If you try to discuss the nuts and bolts (not just general concept) of such an idea enough, framing things in terms of genres becomes awfully tempting.
--------------------Just waiting for the mothership...
I especially agree with trapper and his (or her) notion that a lot of what the buyer expects is based on what the buyer is used to or what the genre tends to dish out. If a single CnC tank had millions of polygons, the users would expect millions of polygons on CnC 2 tanks as well as the tanks from CnC competitors.

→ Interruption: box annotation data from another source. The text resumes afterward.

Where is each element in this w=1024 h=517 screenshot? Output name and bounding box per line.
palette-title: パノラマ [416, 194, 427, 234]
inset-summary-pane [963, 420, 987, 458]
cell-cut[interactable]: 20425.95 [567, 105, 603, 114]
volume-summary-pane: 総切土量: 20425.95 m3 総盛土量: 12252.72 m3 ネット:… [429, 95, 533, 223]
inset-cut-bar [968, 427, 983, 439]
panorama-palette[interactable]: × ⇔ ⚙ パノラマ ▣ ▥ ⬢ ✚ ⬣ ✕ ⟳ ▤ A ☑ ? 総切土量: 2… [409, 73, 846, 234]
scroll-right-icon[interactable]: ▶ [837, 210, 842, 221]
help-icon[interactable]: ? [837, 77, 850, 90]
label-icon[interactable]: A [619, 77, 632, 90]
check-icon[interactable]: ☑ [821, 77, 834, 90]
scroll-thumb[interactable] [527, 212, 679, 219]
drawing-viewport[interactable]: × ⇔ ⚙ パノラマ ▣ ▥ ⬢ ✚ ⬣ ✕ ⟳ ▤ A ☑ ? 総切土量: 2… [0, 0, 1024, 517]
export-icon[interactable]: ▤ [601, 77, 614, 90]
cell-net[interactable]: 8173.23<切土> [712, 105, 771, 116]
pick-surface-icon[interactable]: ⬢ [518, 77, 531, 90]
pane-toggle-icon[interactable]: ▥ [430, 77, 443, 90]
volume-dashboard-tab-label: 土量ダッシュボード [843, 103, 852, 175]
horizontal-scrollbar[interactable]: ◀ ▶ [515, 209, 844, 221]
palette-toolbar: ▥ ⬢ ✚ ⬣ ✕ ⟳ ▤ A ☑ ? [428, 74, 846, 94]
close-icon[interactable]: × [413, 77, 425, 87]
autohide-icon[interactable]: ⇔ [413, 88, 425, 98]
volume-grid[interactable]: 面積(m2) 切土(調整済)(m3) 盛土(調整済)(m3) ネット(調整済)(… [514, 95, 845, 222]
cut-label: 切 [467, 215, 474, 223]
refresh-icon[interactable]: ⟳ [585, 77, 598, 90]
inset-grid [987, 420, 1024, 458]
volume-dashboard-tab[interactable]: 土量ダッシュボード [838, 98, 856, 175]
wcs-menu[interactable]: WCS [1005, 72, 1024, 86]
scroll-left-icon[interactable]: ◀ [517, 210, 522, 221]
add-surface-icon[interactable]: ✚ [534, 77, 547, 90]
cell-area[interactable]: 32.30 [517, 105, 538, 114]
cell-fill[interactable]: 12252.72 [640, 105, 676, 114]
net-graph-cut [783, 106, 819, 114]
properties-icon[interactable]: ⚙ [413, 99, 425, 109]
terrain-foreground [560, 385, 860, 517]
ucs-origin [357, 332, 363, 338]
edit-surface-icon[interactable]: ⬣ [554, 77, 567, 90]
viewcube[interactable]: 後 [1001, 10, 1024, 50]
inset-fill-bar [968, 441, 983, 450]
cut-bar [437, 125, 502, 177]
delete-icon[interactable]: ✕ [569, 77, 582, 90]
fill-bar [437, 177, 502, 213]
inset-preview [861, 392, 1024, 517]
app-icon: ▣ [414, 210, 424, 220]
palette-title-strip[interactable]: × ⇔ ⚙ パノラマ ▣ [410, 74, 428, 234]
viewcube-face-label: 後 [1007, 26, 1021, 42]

Fortunately, at the zoom level of most RTS games, you can construct things effectively and beautifully with limited details because in real life we would not be able to see many details when looking down at things from such a distance. FPS games on the other hand, will continue to suffer from an increasing demand on details because the objects the in the users' view are so close. Fortunately at those distances the users wouldn't see as many things. A character model can be well developed because most of the other character models are culled out.

One of the wonderful things about GTA III and IV is that the user can barely ever really zoom in too far. There is usually much on the screen at a distance from the character. Even when zooming with the sniper rifle or camera, it seems like there is a bit of distance and the view mode is more concerned with steadying the reticule than showing a close-up. As a result, textures and polys need not be (and are not) as developed as games like Gears of War 2 and only certain characters and places in the game needed a very detailed texture set for cut scenes. I never found that "lola" character btw.